Le réseau national a organisé une réunion parallèle pour le groupe des montagnes africain à la 9ème Session de la Conférence ministérielle africaine sur l’environnement qui s’est tenue à Kampala (3-4 juillet). Cette réunion visait à coordonner les efforts du Forum africain de l’AIM d’intégration des activités sur les écosystèmes montagneux dans l’AMCEN et le NEPAD.

Partenariat international pour la mise en valeur durable des régions de montagne.

L’Ouganda est membre du Partenariat de la montagne.
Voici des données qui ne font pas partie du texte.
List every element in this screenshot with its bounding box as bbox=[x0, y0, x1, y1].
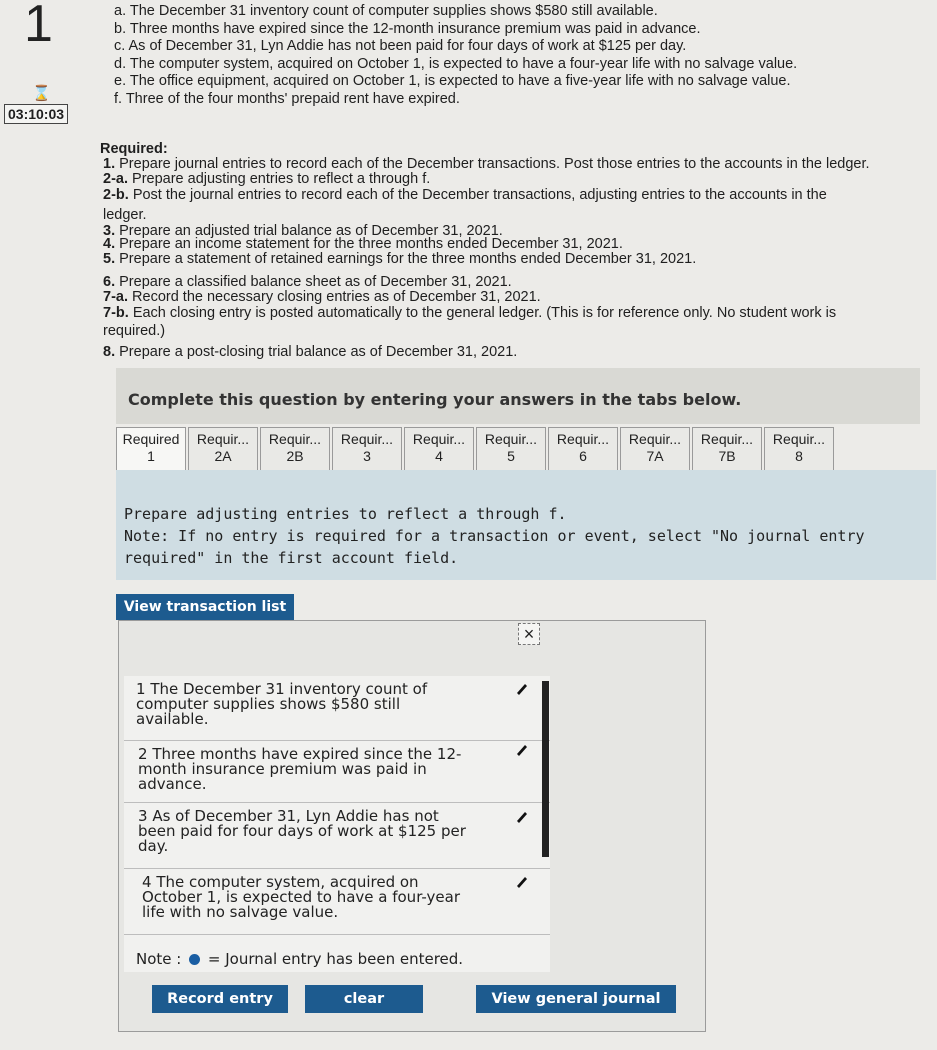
scrollbar[interactable] bbox=[542, 681, 549, 857]
required-item: 7-a. Record the necessary closing entries as of December 31, 2021. bbox=[103, 289, 541, 305]
hourglass-icon: ⌛ bbox=[32, 85, 51, 102]
transaction-e: e. The office equipment, acquired on October 1, is expected to have a five-year life with no salvage value. bbox=[114, 73, 791, 90]
question-number: 1 bbox=[24, 0, 53, 53]
instructions-note: Note: If no entry is required for a transaction or event, select "No journal entry required" in the first account field. bbox=[124, 527, 865, 567]
edit-pencil-icon[interactable] bbox=[514, 741, 530, 757]
clear-button[interactable]: clear bbox=[305, 985, 423, 1013]
required-item: 6. Prepare a classified balance sheet as of December 31, 2021. bbox=[103, 274, 512, 290]
transaction-row-2[interactable]: 2 Three months have expired since the 12-month insurance premium was paid in advance. bbox=[124, 740, 550, 803]
required-tabs bbox=[116, 427, 836, 471]
required-item: required.) bbox=[103, 323, 166, 339]
timer: 03:10:03 bbox=[4, 104, 68, 124]
transaction-d: d. The computer system, acquired on October 1, is expected to have a four-year life with no salvage value. bbox=[114, 55, 798, 72]
required-heading: Required: bbox=[100, 141, 168, 157]
tab-required-3[interactable]: Requir... 3 bbox=[332, 427, 402, 471]
transaction-row-1[interactable]: 1 The December 31 inventory count of computer supplies shows $580 still available. bbox=[136, 680, 428, 728]
instructions-text bbox=[124, 503, 914, 569]
tab-required-4[interactable]: Requir... 4 bbox=[404, 427, 474, 471]
tab-required-1[interactable]: Required 1 bbox=[116, 427, 186, 471]
required-item: 2-b. Post the journal entries to record each of the December transactions, adjusting entries to the accounts in the bbox=[103, 187, 827, 203]
required-item: 2-a. Prepare adjusting entries to reflect a through f. bbox=[103, 171, 431, 187]
view-general-journal-button[interactable]: View general journal bbox=[476, 985, 676, 1013]
tab-required-6[interactable]: Requir... 6 bbox=[548, 427, 618, 471]
tab-required-7b[interactable]: Requir... 7B bbox=[692, 427, 762, 471]
edit-pencil-icon[interactable] bbox=[514, 873, 530, 889]
close-icon[interactable]: × bbox=[518, 623, 540, 645]
entered-dot-icon bbox=[189, 954, 200, 965]
required-item: 5. Prepare a statement of retained earnings for the three months ended December 31, 2021. bbox=[103, 251, 697, 267]
transaction-f: f. Three of the four months' prepaid rent have expired. bbox=[114, 90, 460, 107]
transaction-a: a. The December 31 inventory count of computer supplies shows $580 still available. bbox=[114, 3, 658, 19]
required-item: 3. Prepare an adjusted trial balance as of December 31, 2021. bbox=[103, 223, 503, 239]
required-item: 4. Prepare an income statement for the three months ended December 31, 2021. bbox=[103, 236, 623, 252]
tab-required-2a[interactable]: Requir... 2A bbox=[188, 427, 258, 471]
transaction-description-list bbox=[114, 3, 797, 109]
transaction-row-4[interactable]: 4 The computer system, acquired on October 1, is expected to have a four-year life with no salvage value. bbox=[124, 868, 550, 935]
journal-entered-note: Note : = Journal entry has been entered. bbox=[136, 950, 464, 968]
transaction-b: b. Three months have expired since the 12-month insurance premium was paid in advance. bbox=[114, 20, 701, 37]
required-item: 7-b. Each closing entry is posted automatically to the general ledger. (This is for reference only. No student work is bbox=[103, 305, 837, 321]
required-item: 1. Prepare journal entries to record each of the December transactions. Post those entries to the accounts in the ledger. bbox=[103, 156, 870, 172]
tab-required-8[interactable]: Requir... 8 bbox=[764, 427, 834, 471]
record-entry-button[interactable]: Record entry bbox=[152, 985, 288, 1013]
transaction-row-3[interactable]: 3 As of December 31, Lyn Addie has not been paid for four days of work at $125 per day. bbox=[124, 802, 550, 869]
edit-pencil-icon[interactable] bbox=[514, 808, 530, 824]
tab-required-2b[interactable]: Requir... 2B bbox=[260, 427, 330, 471]
tab-required-7a[interactable]: Requir... 7A bbox=[620, 427, 690, 471]
view-transaction-list-button[interactable]: View transaction list bbox=[116, 594, 294, 620]
edit-pencil-icon[interactable] bbox=[514, 680, 530, 696]
instructions-line: Prepare adjusting entries to reflect a through f. bbox=[124, 505, 567, 523]
panel-title: Complete this question by entering your answers in the tabs below. bbox=[128, 390, 742, 409]
transaction-c: c. As of December 31, Lyn Addie has not been paid for four days of work at $125 per day. bbox=[114, 38, 687, 55]
required-item: ledger. bbox=[103, 207, 147, 223]
tab-required-5[interactable]: Requir... 5 bbox=[476, 427, 546, 471]
required-item: 8. Prepare a post-closing trial balance as of December 31, 2021. bbox=[103, 344, 518, 360]
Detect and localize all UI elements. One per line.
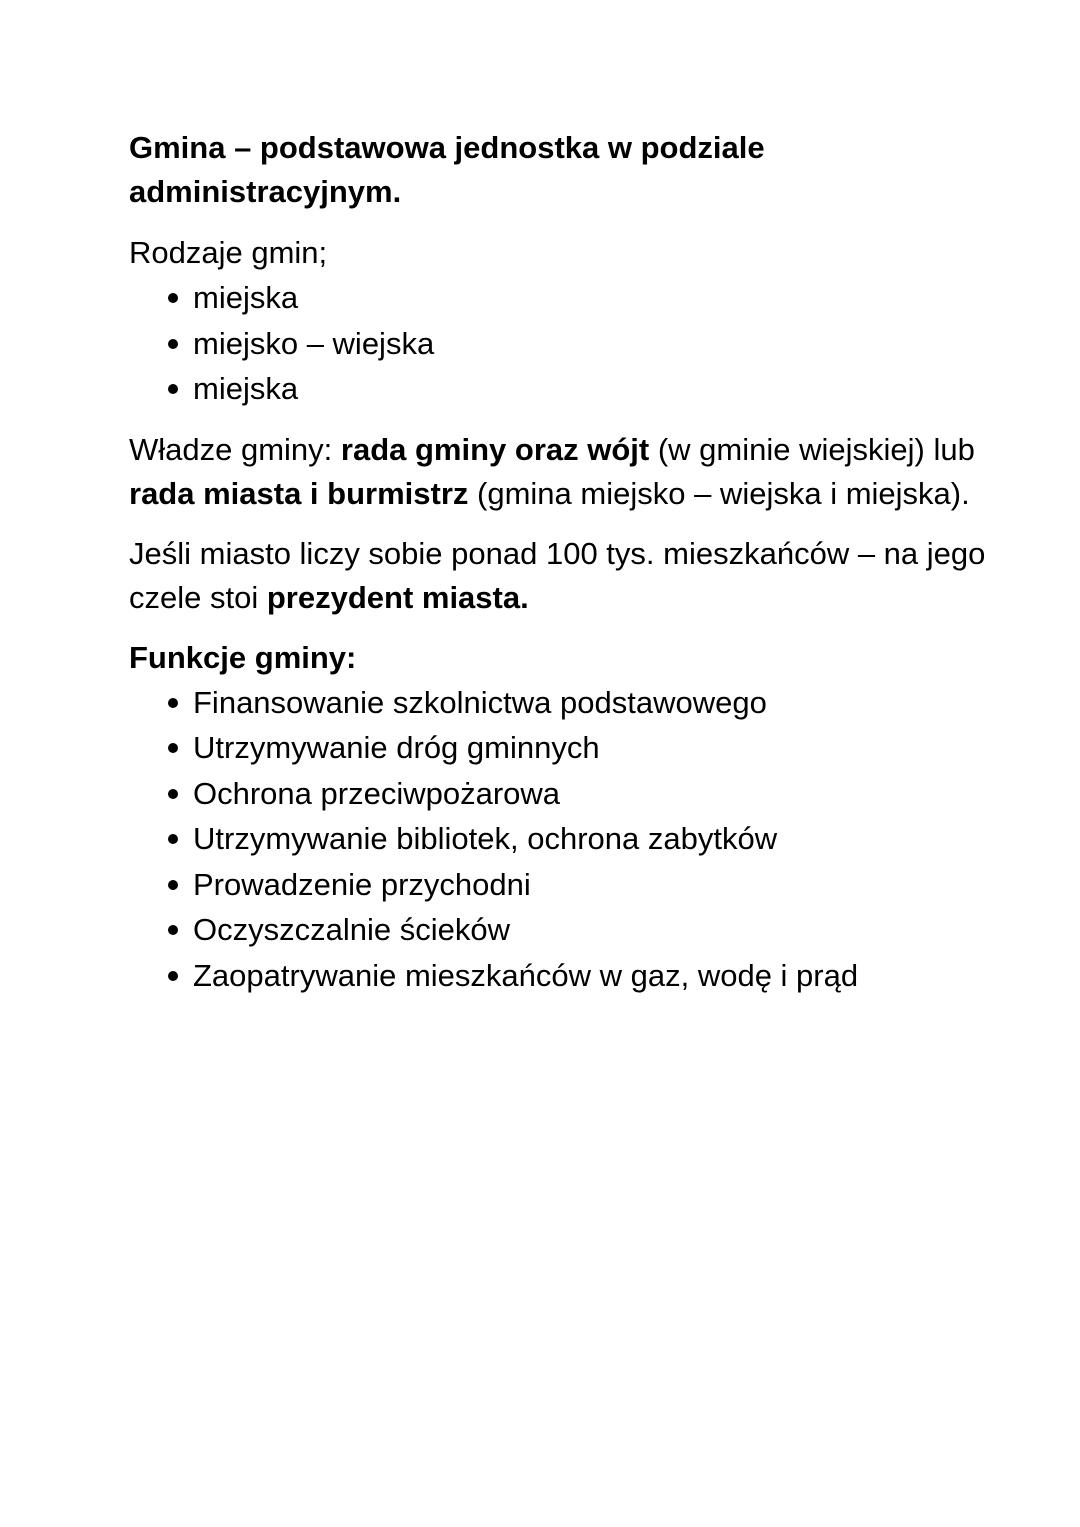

Au-delà de l’Année internationale de la montagne

L’Ouganda demeure résolu à mettre en oeuvre les objectifs de l’Année internationale de la montagne, et le groupe national de mise en réseau a été transformé en un comité national afin de garantir la participation permanente des institutions et des partenaires principaux. Le comité continue à tenir des réunions et des consultations sur les activités de recherche, de conservation et de développement en cours dans les montagnes et hautes terres du pays. Le comité envisage désormais de servir de tribune pour partager les expériences interpays de sorte que chaque nation tire des enseignements des expériences des autres.

Le comité national est en train d’harmoniser les activités en Ouganda en trois grands secteurs thématiques:

  • Evaluation et conservation des ressources: forêts, eau, climat, aménagement des bassins versants, biodiversité, sol et dégradation des terres;
  • Cadres d’action socio-culturels, institutionnels et juridiques: culture, questions féminines, conflits, politique, législation et enseignement;
  • Questions économiques et de moyens d’existence: risques et aléas, économie, agriculture et sécurité alimentaire, tourisme et activités extractives.

L’Ouganda espère renforcer la collaboration institutionnelle aussi bien dans le pays qu’avec l’étranger, et envisage de commander d’autres recherches sur les récents changements intervenus dans les écosystèmes de montagne, les essais de technologies et les approches d’aménagement durable.